Three years ago, I decided to revive this tradition with my own family. I planted a Concord grape vine in my garden. This year I am expecting a large crop. Pressing our own grape juice will be the perfect way to reconnect with nature and participate in the late fall harvest, which was part of the Rosh Hashanah tradition in Ancient Israel.
You can enjoy being outside with your family in the beautiful fall weather when you pick your own grapes. If you or anyone you know has a grapevine, you can help pick the ripe grapes at the end of their season. If you and your friends don't have grapevines growing in your gardens, take a trip to a vineyard. Peace Valley Winery in Chalfont invites you to pick your own grapes. Several varieties of grapes are cultivated here that you will never find in a supermarket or farmer's market. If you have never done this, then you are in for a treat! Nothing can compare to the experience of being in a vineyard on a beautiful, crisp fall day. The intoxicating smell of the earth and plants is everywhere. The buzzing of insects is a serenade. The vines are heavy with ripe and juicy grapes, just inviting you to bite into them. It is time for the fall harvest.
Once you have picked your grapes, you are ready to participate in one of the most enjoyable Rosh Hashanah family activities. Juice pressing! Everyone can help rinse the grapes with clean, cold water. Each person can start removing the grapes from the stems and squeezing them with their fingers into a large pot. If pressing your own grape juice becomes a tradition, you may want to invest in a manual grape press to make this easier. Then the juice needs to be filtered through a colander lined with cheesecloth. When there is enough liquid, it can be poured into a clean glass bottle or jar. I picked three pounds of grapes. They produced three cups of juice. You can add a few grape peels to the juice for more flavor. Be sure to wash your hands well when you are through.

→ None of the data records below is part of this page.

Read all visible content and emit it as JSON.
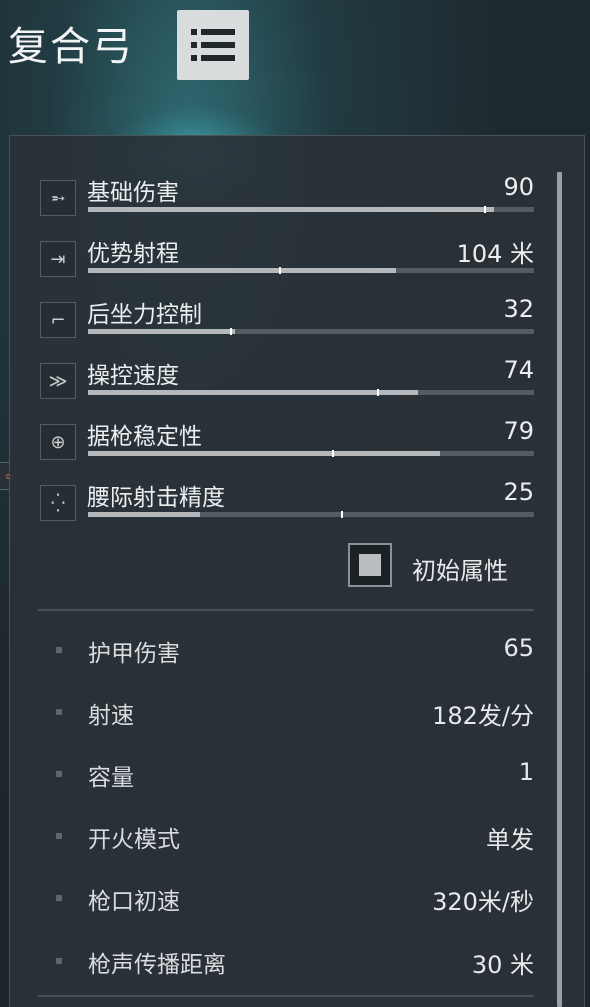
{
  "header": {
    "weapon_name": "复合弓",
    "menu_icon": "list-icon"
  },
  "colors": {
    "bar_fill": "#b4b8ba",
    "bar_track": "#545c61",
    "marker": "#ffffff"
  },
  "stats": [
    {
      "icon": "damage-icon",
      "glyph": "➵",
      "label": "基础伤害",
      "value": "90",
      "fill": 0.91,
      "marker": 0.89
    },
    {
      "icon": "range-icon",
      "glyph": "⇥",
      "label": "优势射程",
      "value": "104 米",
      "fill": 0.69,
      "marker": 0.43
    },
    {
      "icon": "recoil-icon",
      "glyph": "⌐",
      "label": "后坐力控制",
      "value": "32",
      "fill": 0.33,
      "marker": 0.32
    },
    {
      "icon": "handling-icon",
      "glyph": "≫",
      "label": "操控速度",
      "value": "74",
      "fill": 0.74,
      "marker": 0.65
    },
    {
      "icon": "crosshair-icon",
      "glyph": "⊕",
      "label": "据枪稳定性",
      "value": "79",
      "fill": 0.79,
      "marker": 0.55
    },
    {
      "icon": "hipfire-icon",
      "glyph": "⁛",
      "label": "腰际射击精度",
      "value": "25",
      "fill": 0.25,
      "marker": 0.57
    }
  ],
  "base_toggle": {
    "label": "初始属性",
    "checked": true
  },
  "attributes": [
    {
      "label": "护甲伤害",
      "value": "65"
    },
    {
      "label": "射速",
      "value": "182发/分"
    },
    {
      "label": "容量",
      "value": "1"
    },
    {
      "label": "开火模式",
      "value": "单发"
    },
    {
      "label": "枪口初速",
      "value": "320米/秒"
    },
    {
      "label": "枪声传播距离",
      "value": "30 米"
    }
  ],
  "side_icon": "link-icon"
}
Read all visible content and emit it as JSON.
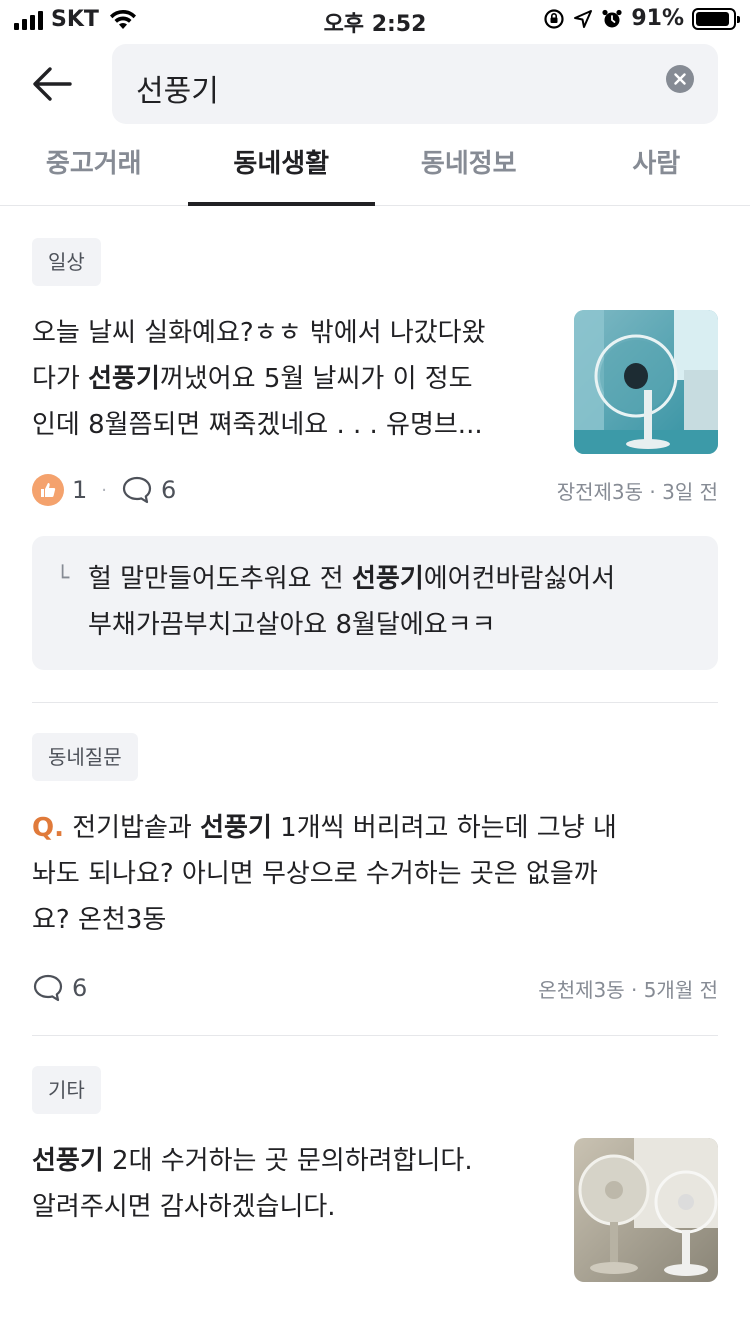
{
  "status_bar": {
    "carrier": "SKT",
    "time": "오후 2:52",
    "battery": "91%"
  },
  "search": {
    "query": "선풍기"
  },
  "tabs": [
    {
      "label": "중고거래",
      "active": false
    },
    {
      "label": "동네생활",
      "active": true
    },
    {
      "label": "동네정보",
      "active": false
    },
    {
      "label": "사람",
      "active": false
    }
  ],
  "posts": [
    {
      "category": "일상",
      "text_line1": "오늘 날씨 실화예요?ㅎㅎ 밖에서 나갔다왔",
      "text_line2_pre": "다가 ",
      "text_line2_keyword": "선풍기",
      "text_line2_post": "꺼냈어요 5월 날씨가 이 정도",
      "text_line3": "인데 8월쯤되면 쪄죽겠네요 . . . 유명브...",
      "likes": "1",
      "comments": "6",
      "location": "장전제3동",
      "time": "3일 전",
      "thumbnail": "fan-photo-1",
      "comment": {
        "pre": "헐 말만들어도추워요 전 ",
        "keyword": "선풍기",
        "post_line1": "에어컨바람싫어서",
        "line2": "부채가끔부치고살아요 8월달에요ㅋㅋ"
      }
    },
    {
      "category": "동네질문",
      "q_label": "Q.",
      "text_line1_pre": " 전기밥솥과 ",
      "text_line1_keyword": "선풍기",
      "text_line1_post": " 1개씩 버리려고 하는데 그냥 내",
      "text_line2": "놔도 되나요? 아니면 무상으로 수거하는 곳은 없을까",
      "text_line3": "요? 온천3동",
      "comments": "6",
      "location": "온천제3동",
      "time": "5개월 전"
    },
    {
      "category": "기타",
      "text_line1_keyword": "선풍기",
      "text_line1_post": " 2대 수거하는 곳 문의하려합니다.",
      "text_line2": "알려주시면 감사하겠습니다.",
      "thumbnail": "fan-photo-2"
    }
  ]
}
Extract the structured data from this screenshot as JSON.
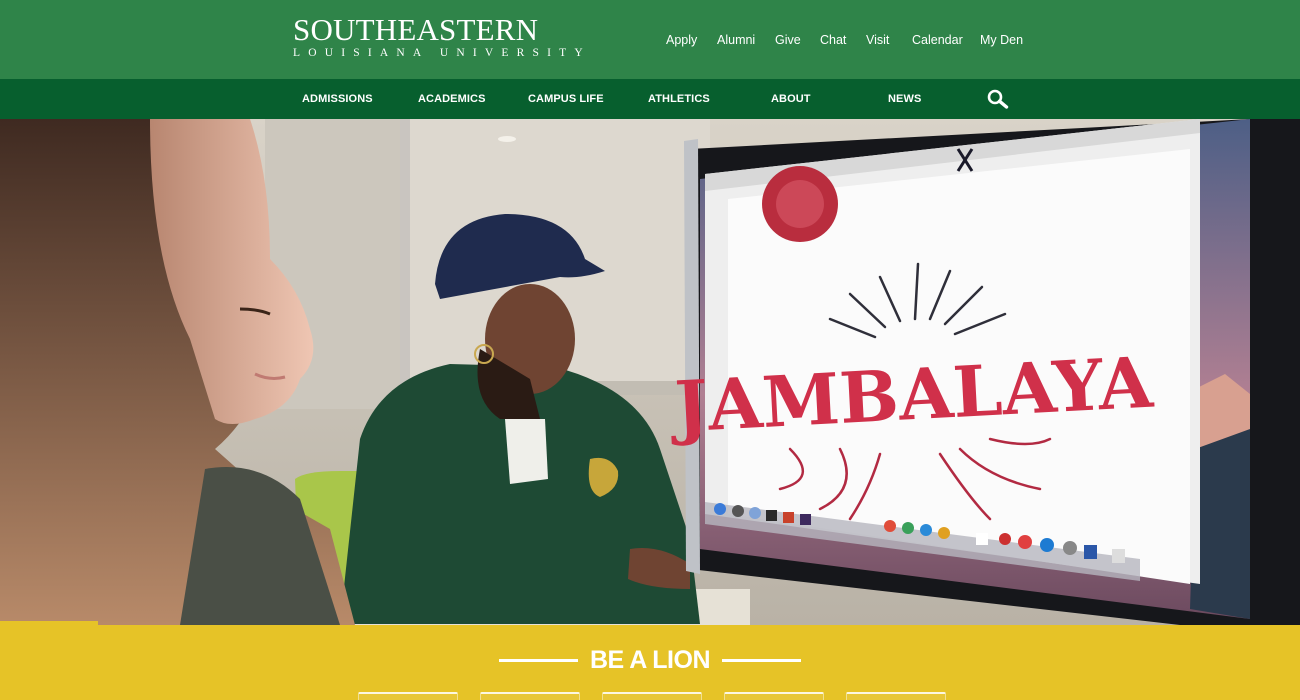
{
  "brand": {
    "name": "SOUTHEASTERN",
    "sub": "LOUISIANA UNIVERSITY"
  },
  "utility_nav": [
    {
      "label": "Apply",
      "name": "apply"
    },
    {
      "label": "Alumni",
      "name": "alumni"
    },
    {
      "label": "Give",
      "name": "give"
    },
    {
      "label": "Chat",
      "name": "chat"
    },
    {
      "label": "Visit",
      "name": "visit"
    },
    {
      "label": "Calendar",
      "name": "calendar"
    },
    {
      "label": "My Den",
      "name": "my-den"
    }
  ],
  "main_nav": [
    {
      "label": "ADMISSIONS",
      "name": "admissions"
    },
    {
      "label": "ACADEMICS",
      "name": "academics"
    },
    {
      "label": "CAMPUS LIFE",
      "name": "campus-life"
    },
    {
      "label": "ATHLETICS",
      "name": "athletics"
    },
    {
      "label": "ABOUT",
      "name": "about"
    },
    {
      "label": "NEWS",
      "name": "news"
    }
  ],
  "hero": {
    "screen_word": "JAMBALAYA"
  },
  "banner": {
    "title": "BE A LION",
    "tab_count": 5
  },
  "icons": {
    "search": "search-icon"
  },
  "colors": {
    "header_green": "#2f8449",
    "nav_green": "#075f2e",
    "banner_gold": "#e6c327",
    "jacket_green": "#1e4a34",
    "jambalaya_red": "#d0304a"
  }
}
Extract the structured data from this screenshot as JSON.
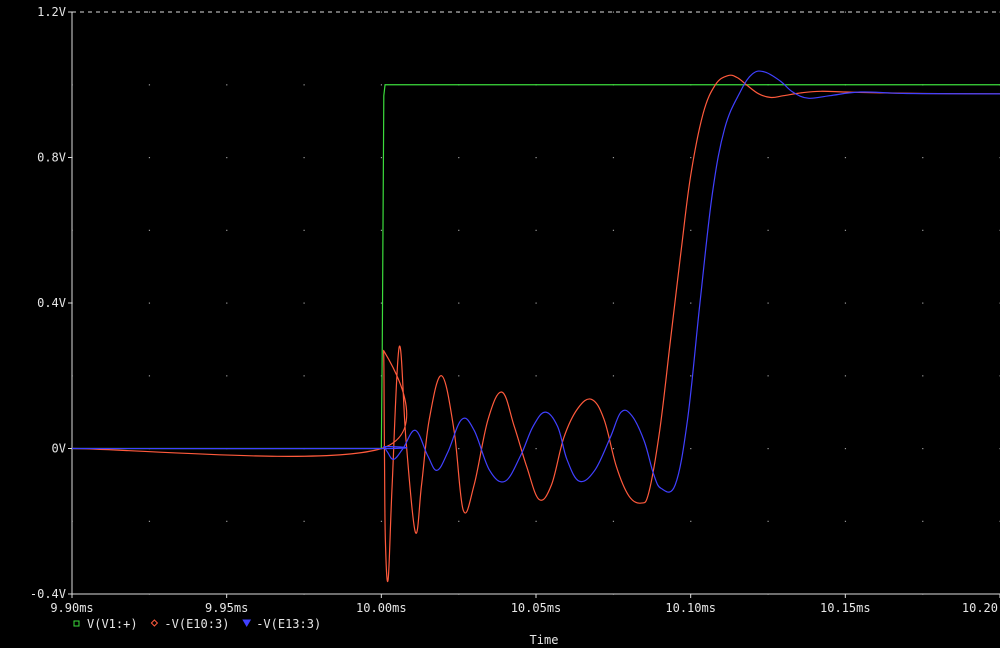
{
  "chart_data": {
    "type": "line",
    "xlabel": "Time",
    "ylabel": "",
    "xlim": [
      9.9,
      10.2
    ],
    "ylim": [
      -0.4,
      1.2
    ],
    "x_ticks": [
      {
        "value": 9.9,
        "label": "9.90ms"
      },
      {
        "value": 9.95,
        "label": "9.95ms"
      },
      {
        "value": 10.0,
        "label": "10.00ms"
      },
      {
        "value": 10.05,
        "label": "10.05ms"
      },
      {
        "value": 10.1,
        "label": "10.10ms"
      },
      {
        "value": 10.15,
        "label": "10.15ms"
      },
      {
        "value": 10.2,
        "label": "10.20"
      }
    ],
    "y_ticks": [
      {
        "value": 1.2,
        "label": "1.2V"
      },
      {
        "value": 0.8,
        "label": "0.8V"
      },
      {
        "value": 0.4,
        "label": "0.4V"
      },
      {
        "value": 0.0,
        "label": "0V"
      },
      {
        "value": -0.4,
        "label": "-0.4V"
      }
    ],
    "grid": true,
    "legend_position": "bottom-left",
    "series": [
      {
        "name": "V(V1:+)",
        "marker": "square",
        "color": "#3cdc3c",
        "x": [
          9.9,
          10.0,
          10.0003,
          10.0008,
          10.0012,
          10.002,
          10.2
        ],
        "y": [
          0.0,
          0.0,
          0.28,
          0.97,
          1.0,
          1.0,
          1.0
        ]
      },
      {
        "name": "-V(E10:3)",
        "marker": "diamond",
        "color": "#ff5a3c",
        "x": [
          9.9,
          10.0,
          10.0007,
          10.001,
          10.0013,
          10.0022,
          10.0035,
          10.0058,
          10.008,
          10.011,
          10.013,
          10.0155,
          10.0195,
          10.0235,
          10.0265,
          10.03,
          10.0345,
          10.039,
          10.043,
          10.047,
          10.051,
          10.055,
          10.059,
          10.0635,
          10.068,
          10.072,
          10.076,
          10.08,
          10.084,
          10.0865,
          10.09,
          10.0935,
          10.097,
          10.1,
          10.104,
          10.108,
          10.112,
          10.115,
          10.118,
          10.122,
          10.126,
          10.13,
          10.136,
          10.142,
          10.15,
          10.16,
          10.175,
          10.2
        ],
        "y": [
          0.0,
          0.0,
          0.27,
          0.0,
          -0.25,
          -0.36,
          -0.1,
          0.28,
          0.02,
          -0.23,
          -0.1,
          0.08,
          0.2,
          0.05,
          -0.17,
          -0.1,
          0.08,
          0.155,
          0.06,
          -0.05,
          -0.14,
          -0.1,
          0.03,
          0.11,
          0.135,
          0.08,
          -0.05,
          -0.13,
          -0.15,
          -0.12,
          0.05,
          0.3,
          0.55,
          0.75,
          0.92,
          1.0,
          1.025,
          1.02,
          1.0,
          0.975,
          0.965,
          0.97,
          0.978,
          0.982,
          0.98,
          0.978,
          0.976,
          0.975
        ]
      },
      {
        "name": "-V(E13:3)",
        "marker": "triangle",
        "color": "#4040ff",
        "x": [
          9.9,
          10.0,
          10.0008,
          10.002,
          10.004,
          10.007,
          10.011,
          10.015,
          10.018,
          10.0215,
          10.026,
          10.03,
          10.035,
          10.04,
          10.045,
          10.049,
          10.053,
          10.057,
          10.06,
          10.064,
          10.069,
          10.074,
          10.0775,
          10.081,
          10.085,
          10.088,
          10.0905,
          10.095,
          10.099,
          10.103,
          10.107,
          10.111,
          10.116,
          10.12,
          10.124,
          10.129,
          10.133,
          10.138,
          10.145,
          10.155,
          10.17,
          10.2
        ],
        "y": [
          0.0,
          0.0,
          0.005,
          -0.01,
          -0.03,
          0.0,
          0.05,
          -0.02,
          -0.06,
          -0.01,
          0.08,
          0.05,
          -0.06,
          -0.09,
          -0.02,
          0.06,
          0.1,
          0.06,
          -0.03,
          -0.09,
          -0.06,
          0.03,
          0.1,
          0.09,
          0.02,
          -0.07,
          -0.11,
          -0.1,
          0.08,
          0.4,
          0.7,
          0.88,
          0.98,
          1.03,
          1.035,
          1.01,
          0.98,
          0.963,
          0.97,
          0.98,
          0.976,
          0.975
        ]
      }
    ]
  }
}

The grape peels can irritate some people's skin. Now, you should refrigerate your juice in a sealed glass bottle.
Opening the bottle and drinking home pressed grape juice is a unique experience. I pressed a batch of ripe Concord grapes from my garden today to see what would happen. My juice had a rich magenta color. When I inhaled its aroma, I could smell the fruit and flowers of my vineyard. My first sip of this chilled delicacy carried the special sweet and tart flavor of the grapes. I could taste its unique terroir, the particular place where these grapes were grown.
A rabbi once explained to me that it is not appropriate to say the blessing for the fruit of the vine over a grape. "It needs to have been processed, to have required work," he explained. "This blessing is only appropriate for wine and grape juice." This Rosh Hashanah, when it is time to say the blessing over the fruit of the vine, your home pressed juice will mean a lot more to you than the finest purchased wine ever could. It will be the result of your own labor, produced with laughter and joy. To me, a bottle of home pressed grape juice, such as the one that my Saba would make especially for me, is a bottle full of love.
The blessing over the wine:
BA-RUCH A-TAH A-DO-NOI
ELO-HAI-NU ME-LECH HA-O-LAM
BO-RAI PRI HA-GA-FEN.
Blessed are You, L-rd our G-d, King of the
Universe, Who creates the fruit of the vine.